Самое прочное — дети артистов. Случается, что на первых порах бывает соблазн, ведь проще взять из спорта парня, который уже крутит тройное сальто, чем своего, который еще и два не может. Но я считаю, лучше брать и готовить своего. Потому что тот, который умел раньше делать тройное, может меня в какой-то момент подвести. Он через год вдруг захочет уйти и уйдет, а своего я могу постепенно наращивать и подводить уверенно к высшим трюкам. Вот как с этими ребятами, с которыми я сейчас работаю. Я ими горжусь и очень ценю их. Преданность своей профессии у них — самое главное.
Проблема отцов и детей всегда была и всегда будет. Молодым не нравится брюзжание стариков, их поучения, старикам — строптивость юных. К сожалению, сейчас особенно часто приходится видеть неуважение к цирковым старикам. Раньше такого не встречалось. Многие просто не понимают, сколько пользы может принести умудренный опытом цирковой мастер. Традиции уходят из цирка вместе с этими могиканами. Очень жаль. Ведь смотрите, многие уже не знают цирковых словечек, того сленга, который всегда отличал нашего брата от всех других. Не знают наших традиций, уважения к манежу, уважения друг к другу. Как это так, чтобы в цирке кто-то сидел спиной к манежу или не здоровался со встречными?! Простите, но раньше за такие «грехи» просто-напросто надавали бы по шее. Конечно, не в суеверии, не в приметах дело. Традиции — это атмосфера, фольклор, наше прошлое, которое нужно беречь, которым нужно дорожить. Точно так же мы, русские, забыли многие свои обычаи, перестали петь свои народные песни. Ведь это плохо... Так же и в цирке, за потерей лица теряются основы. Много трюков, но мало искусства. Традиции, которые старики, несмотря ни на что, отстаивают и стараются прививать, сохранять, очень нужны. Ведь смотрите, целые жанры, такие, как буффонада, музыкальная буффонада, даже эксцентрика, которая раньше была обязательно в каждой программе, сейчас на грани вымирания. Потом, когда-нибудь, придется возрождать, да только никто не будет знать как, не останется ни одного специалиста.
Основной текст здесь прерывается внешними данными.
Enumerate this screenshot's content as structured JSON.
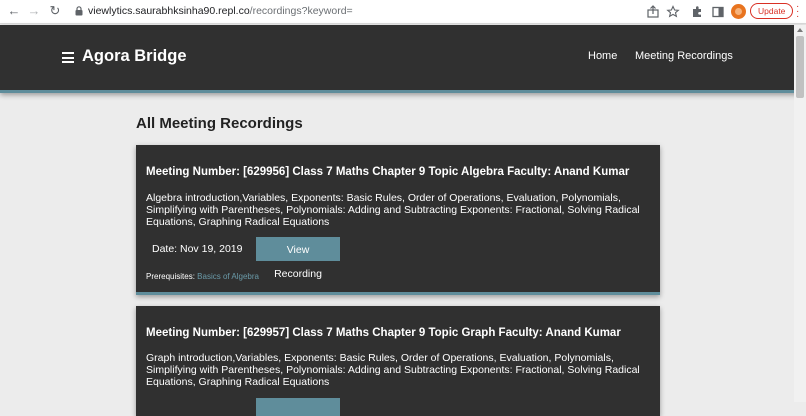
{
  "browser": {
    "url_host": "viewlytics.saurabhksinha90.repl.co",
    "url_path": "/recordings?keyword=",
    "update_label": "Update"
  },
  "header": {
    "brand": "Agora Bridge",
    "nav": [
      "Home",
      "Meeting Recordings"
    ]
  },
  "page": {
    "title": "All Meeting Recordings"
  },
  "recordings": [
    {
      "title": "Meeting Number: [629956] Class 7 Maths Chapter 9 Topic Algebra Faculty: Anand Kumar",
      "description": "Algebra introduction,Variables, Exponents: Basic Rules, Order of Operations, Evaluation, Polynomials, Simplifying with Parentheses, Polynomials: Adding and Subtracting Exponents: Fractional, Solving Radical Equations, Graphing Radical Equations",
      "date": "Date: Nov 19, 2019",
      "button": "View Recording",
      "prereq_label": "Prerequisites:",
      "prereq_link": "Basics of Algebra"
    },
    {
      "title": "Meeting Number: [629957] Class 7 Maths Chapter 9 Topic Graph Faculty: Anand Kumar",
      "description": "Graph introduction,Variables, Exponents: Basic Rules, Order of Operations, Evaluation, Polynomials, Simplifying with Parentheses, Polynomials: Adding and Subtracting Exponents: Fractional, Solving Radical Equations, Graphing Radical Equations"
    }
  ]
}
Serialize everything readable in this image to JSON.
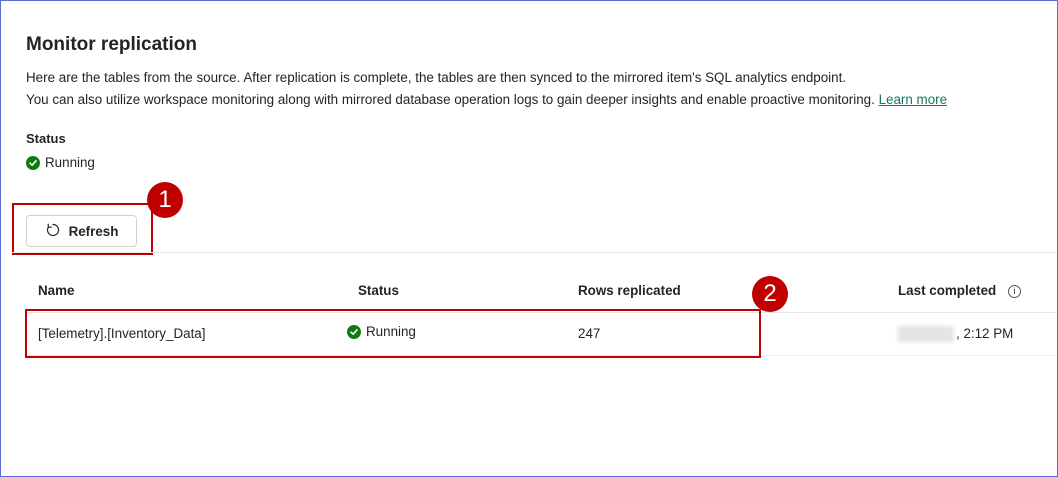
{
  "page": {
    "title": "Monitor replication",
    "description_line1": "Here are the tables from the source. After replication is complete, the tables are then synced to the mirrored item's SQL analytics endpoint.",
    "description_line2": "You can also utilize workspace monitoring along with mirrored database operation logs to gain deeper insights and enable proactive monitoring.",
    "learn_more": "Learn more"
  },
  "status": {
    "label": "Status",
    "value": "Running",
    "icon": "check-circle-icon",
    "color": "#107c10"
  },
  "toolbar": {
    "refresh_label": "Refresh",
    "refresh_icon": "refresh-icon"
  },
  "callouts": [
    "1",
    "2"
  ],
  "table": {
    "columns": [
      "Name",
      "Status",
      "Rows replicated",
      "Last completed"
    ],
    "rows": [
      {
        "name": "[Telemetry].[Inventory_Data]",
        "status": "Running",
        "rows_replicated": "247",
        "last_completed": ", 2:12 PM"
      }
    ]
  },
  "colors": {
    "accent_highlight": "#c00000",
    "link": "#117865",
    "success": "#107c10"
  }
}
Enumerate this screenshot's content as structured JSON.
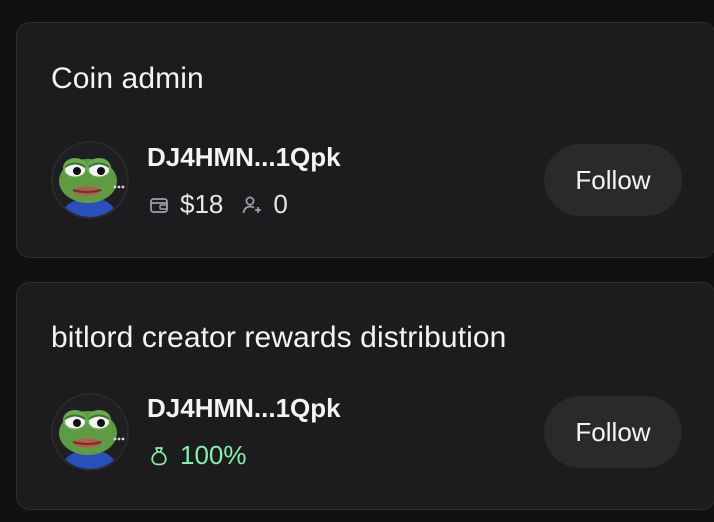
{
  "cards": [
    {
      "title": "Coin admin",
      "user": {
        "name": "DJ4HMN...1Qpk",
        "avatar_icon": "pepe-frog-avatar"
      },
      "stats": {
        "balance": "$18",
        "balance_icon": "wallet-icon",
        "followers": "0",
        "followers_icon": "user-plus-icon"
      },
      "follow_label": "Follow"
    },
    {
      "title": "bitlord creator rewards distribution",
      "user": {
        "name": "DJ4HMN...1Qpk",
        "avatar_icon": "pepe-frog-avatar"
      },
      "share": {
        "percent": "100%",
        "icon": "money-bag-icon",
        "color": "#86efac"
      },
      "follow_label": "Follow"
    }
  ]
}
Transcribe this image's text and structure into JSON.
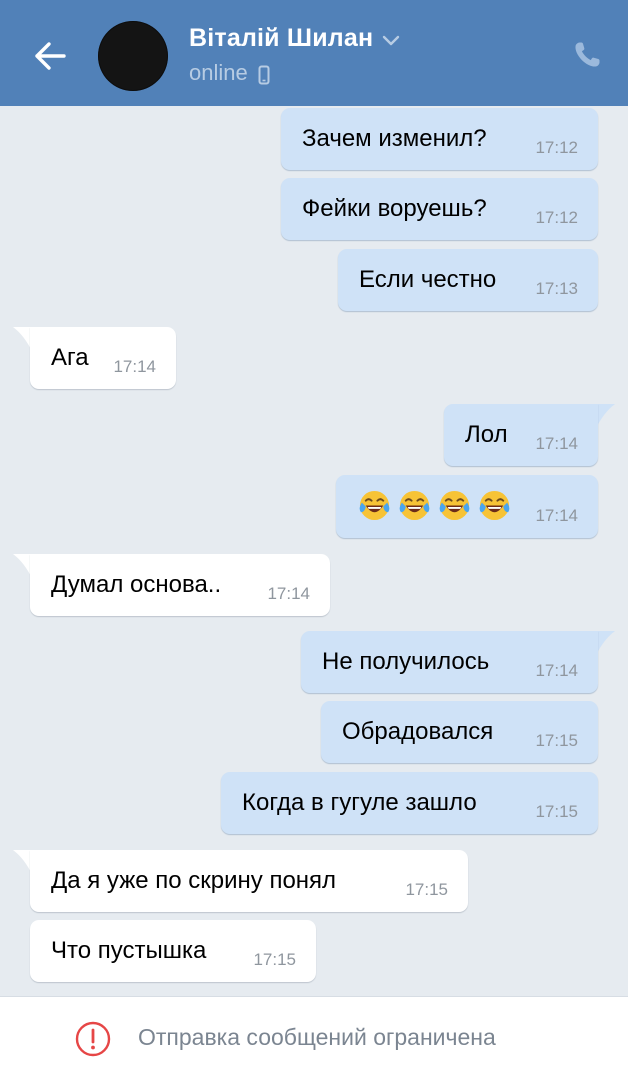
{
  "header": {
    "contact_name": "Віталій Шилан",
    "status": "online",
    "icons": {
      "back": "arrow-left-icon",
      "avatar": "avatar",
      "chevron": "chevron-down-icon",
      "device": "mobile-phone-icon",
      "call": "phone-call-icon"
    },
    "colors": {
      "header_bg": "#5181b8",
      "status_text": "#b7cce3"
    }
  },
  "messages": [
    {
      "direction": "out",
      "text": "Зачем изменил?",
      "time": "17:12"
    },
    {
      "direction": "out",
      "text": "Фейки воруешь?",
      "time": "17:12"
    },
    {
      "direction": "out",
      "text": "Если честно",
      "time": "17:13"
    },
    {
      "direction": "in",
      "text": "Ага",
      "time": "17:14"
    },
    {
      "direction": "out",
      "text": "Лол",
      "time": "17:14"
    },
    {
      "direction": "out",
      "text": "😂😂😂😂",
      "time": "17:14",
      "emoji": [
        "face-with-tears-of-joy",
        "face-with-tears-of-joy",
        "face-with-tears-of-joy",
        "face-with-tears-of-joy"
      ]
    },
    {
      "direction": "in",
      "text": "Думал основа..",
      "time": "17:14"
    },
    {
      "direction": "out",
      "text": "Не получилось",
      "time": "17:14"
    },
    {
      "direction": "out",
      "text": "Обрадовался",
      "time": "17:15"
    },
    {
      "direction": "out",
      "text": "Когда в гугуле зашло",
      "time": "17:15"
    },
    {
      "direction": "in",
      "text": "Да я уже по скрину понял",
      "time": "17:15"
    },
    {
      "direction": "in",
      "text": "Что пустышка",
      "time": "17:15"
    }
  ],
  "footer": {
    "notice": "Отправка сообщений ограничена",
    "icon": "warning-circle-icon"
  },
  "colors": {
    "chat_bg": "#e6ebf0",
    "outgoing_bubble": "#cfe2f7",
    "incoming_bubble": "#ffffff",
    "time_text": "#8f969e",
    "warning_red": "#e64646"
  }
}
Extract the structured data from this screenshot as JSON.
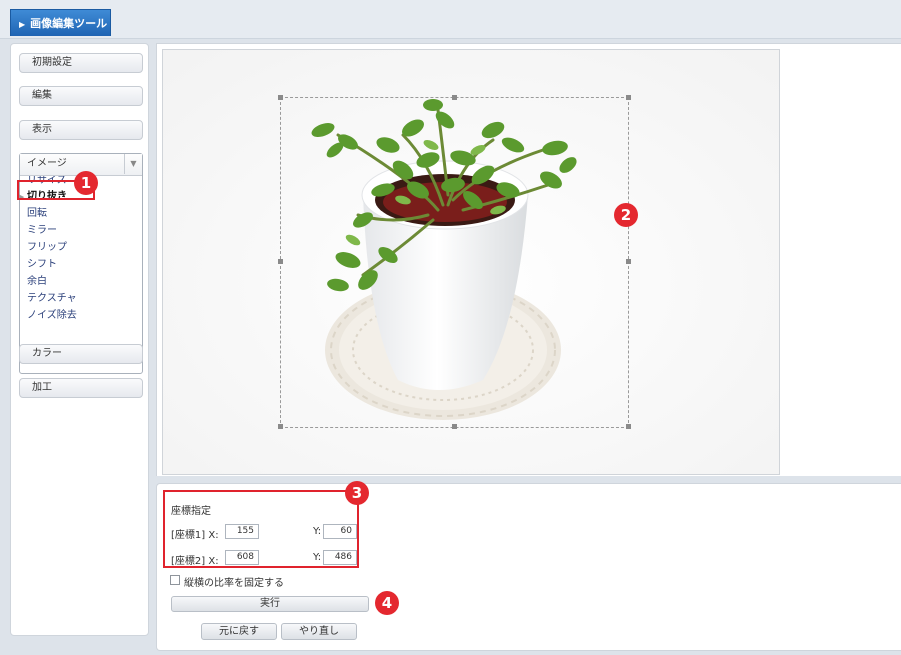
{
  "app": {
    "title": "画像編集ツール"
  },
  "sidebar": {
    "buttons": [
      {
        "label": "初期設定"
      },
      {
        "label": "編集"
      },
      {
        "label": "表示"
      },
      {
        "label": "カラー"
      },
      {
        "label": "加工"
      }
    ],
    "select": {
      "label": "イメージ",
      "options": [
        "リサイズ",
        "切り抜き",
        "回転",
        "ミラー",
        "フリップ",
        "シフト",
        "余白",
        "テクスチャ",
        "ノイズ除去"
      ],
      "selected": "切り抜き"
    }
  },
  "callouts": [
    "1",
    "2",
    "3",
    "4"
  ],
  "coords": {
    "heading": "座標指定",
    "row1": {
      "label": "[座標1] X:",
      "x": "155",
      "ylabel": "Y:",
      "y": "60"
    },
    "row2": {
      "label": "[座標2] X:",
      "x": "608",
      "ylabel": "Y:",
      "y": "486"
    }
  },
  "lock_ratio": {
    "label": "縦横の比率を固定する",
    "checked": false
  },
  "buttons": {
    "execute": "実行",
    "undo": "元に戻す",
    "redo": "やり直し"
  },
  "colors": {
    "accent": "#1f64b3",
    "callout": "#e4282f"
  }
}
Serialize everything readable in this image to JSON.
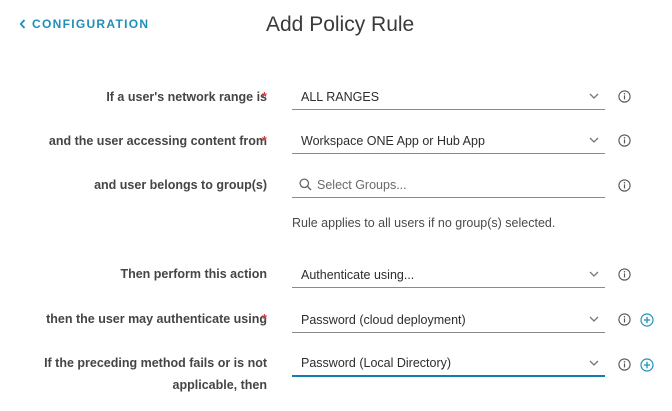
{
  "header": {
    "back_label": "CONFIGURATION",
    "title": "Add Policy Rule"
  },
  "colors": {
    "accent": "#1f8fb8",
    "required": "#d93d3d",
    "focus": "#0f7fb1"
  },
  "form": {
    "network_range": {
      "label": "If a user's network range is",
      "required": "*",
      "value": "ALL RANGES"
    },
    "device_type": {
      "label": "and the user accessing content from",
      "required": "*",
      "value": "Workspace ONE App or Hub App"
    },
    "groups": {
      "label": "and user belongs to group(s)",
      "placeholder": "Select Groups...",
      "helper": "Rule applies to all users if no group(s) selected."
    },
    "action": {
      "label": "Then perform this action",
      "value": "Authenticate using..."
    },
    "auth_method": {
      "label": "then the user may authenticate using",
      "required": "*",
      "value": "Password (cloud deployment)"
    },
    "fallback": {
      "label": "If the preceding method fails or is not applicable, then",
      "value": "Password (Local Directory)"
    }
  },
  "icons": {
    "back": "chevron-left-icon",
    "dropdown": "chevron-down-icon",
    "info": "info-icon",
    "add": "plus-circle-icon",
    "search": "search-icon"
  }
}
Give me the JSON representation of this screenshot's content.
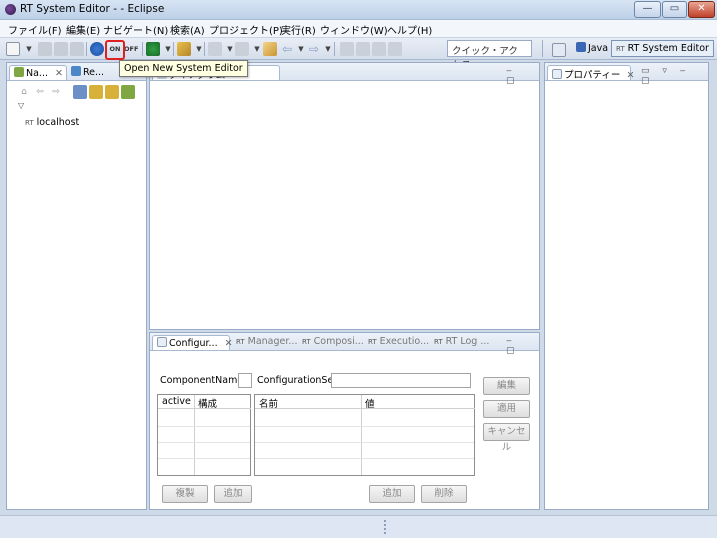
{
  "window": {
    "title": "RT System Editor -  - Eclipse",
    "controls": {
      "minimize": "—",
      "maximize": "▭",
      "close": "✕"
    }
  },
  "menu": [
    "ファイル(F)",
    "編集(E)",
    "ナビゲート(N)",
    "検索(A)",
    "プロジェクト(P)",
    "実行(R)",
    "ウィンドウ(W)",
    "ヘルプ(H)"
  ],
  "toolbar": {
    "tooltip": "Open New System Editor",
    "on_label": "ON",
    "off_label": "OFF",
    "quick_access_placeholder": "クイック・アクセス"
  },
  "perspectives": {
    "java": "Java",
    "rt_system_editor": "RT System Editor",
    "rt_prefix": "RT"
  },
  "navigator": {
    "tabs": [
      "Na...",
      "Re..."
    ],
    "tree_root": "localhost",
    "rt_prefix": "RT"
  },
  "editor": {
    "tab_label": "ダイアグラム"
  },
  "properties": {
    "tab_label": "プロパティー"
  },
  "bottom_tabs": [
    "Configur...",
    "Manager...",
    "Composi...",
    "Executio...",
    "RT Log ..."
  ],
  "config": {
    "component_name_label": "ComponentName:",
    "configuration_set_label": "ConfigurationSet:",
    "component_name_value": "",
    "configuration_set_value": "",
    "left_table": {
      "headers": [
        "active",
        "構成"
      ]
    },
    "right_table": {
      "headers": [
        "名前",
        "値"
      ]
    },
    "buttons": {
      "edit": "編集",
      "apply": "適用",
      "cancel": "キャンセル",
      "copy": "複製",
      "add_left": "追加",
      "add_right": "追加",
      "delete": "削除"
    }
  },
  "colors": {
    "accent": "#e02020",
    "panel_border": "#99abc7",
    "frame": "#cfdae8"
  }
}
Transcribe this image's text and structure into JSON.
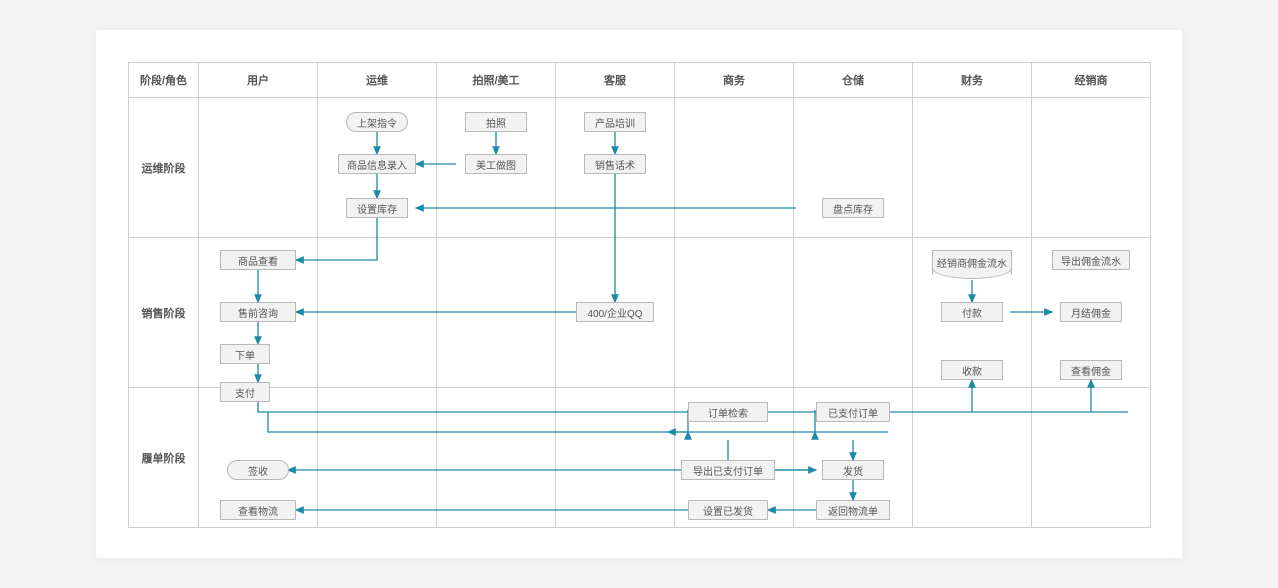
{
  "diagram": {
    "title": "阶段/角色",
    "columns": [
      "用户",
      "运维",
      "拍照/美工",
      "客服",
      "商务",
      "仓储",
      "财务",
      "经销商"
    ],
    "rows": [
      "运维阶段",
      "销售阶段",
      "履单阶段"
    ],
    "nodes": {
      "listing_cmd": "上架指令",
      "take_photo": "拍照",
      "product_training": "产品培训",
      "product_entry": "商品信息录入",
      "art_edit": "美工做图",
      "sales_script": "销售话术",
      "set_stock": "设置库存",
      "inventory_check": "盘点库存",
      "view_product": "商品查看",
      "presale_consult": "售前咨询",
      "place_order": "下单",
      "pay": "支付",
      "qq400": "400/企业QQ",
      "dist_flow": "经销商佣金流水",
      "export_flow": "导出佣金流水",
      "pay2": "付款",
      "monthly_comm": "月结佣金",
      "receive": "收款",
      "view_comm": "查看佣金",
      "order_search": "订单检索",
      "paid_order": "已支付订单",
      "export_paid": "导出已支付订单",
      "ship": "发货",
      "sign": "签收",
      "return_logi": "返回物流单",
      "view_logi": "查看物流",
      "set_shipped": "设置已发货"
    },
    "arrow_color": "#1a8aa8"
  }
}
— Вилен Петрович, те годы, что я слежу за вашей работой, убедили меня, что вы постоянно в движении, постоянно в поиске. В общем-то сам по себе факт этот прекрасно характеризует вас как истинно творческого человека, но с другой стороны, уверены ли вы, что переделывая, добиваетесь лучшего? Вот и сейчас, пригласили режиссера, художника по костюмам, композитора... Разумно ли это, менять все вновь и вновь?
— Скажите, за три года перестройки так ли уж заметно изменилась наша жизнь? А ведь можно было, как это уже не раз случалось раньше, объявить с высокой трибуны, что все прекрасно, перестройка благополучно завершена. Но нет, наконец-то поняли, обманываем сами себя, нужно продолжать работу, она бесконечна и постоянна, если хочешь чего-то достичь. Тоже самое и в творчестве. Стоит только удовлетворенно остановиться, начать взирать на себя как на мастера, достигшего вершин, неминуемо наступит период застоя. И если этот период затягивается, ты постепенно вообще перестаешь быть артистом, ты — марионетка, которая повторяет заученные много лет назад движения. И в конце концов ты даже забываешь ради чего двигаешься. Период движения, период обновления должен существовать всегда. Это помогает жить, ощущать время и себя причастным к этому времени, к этой жизни.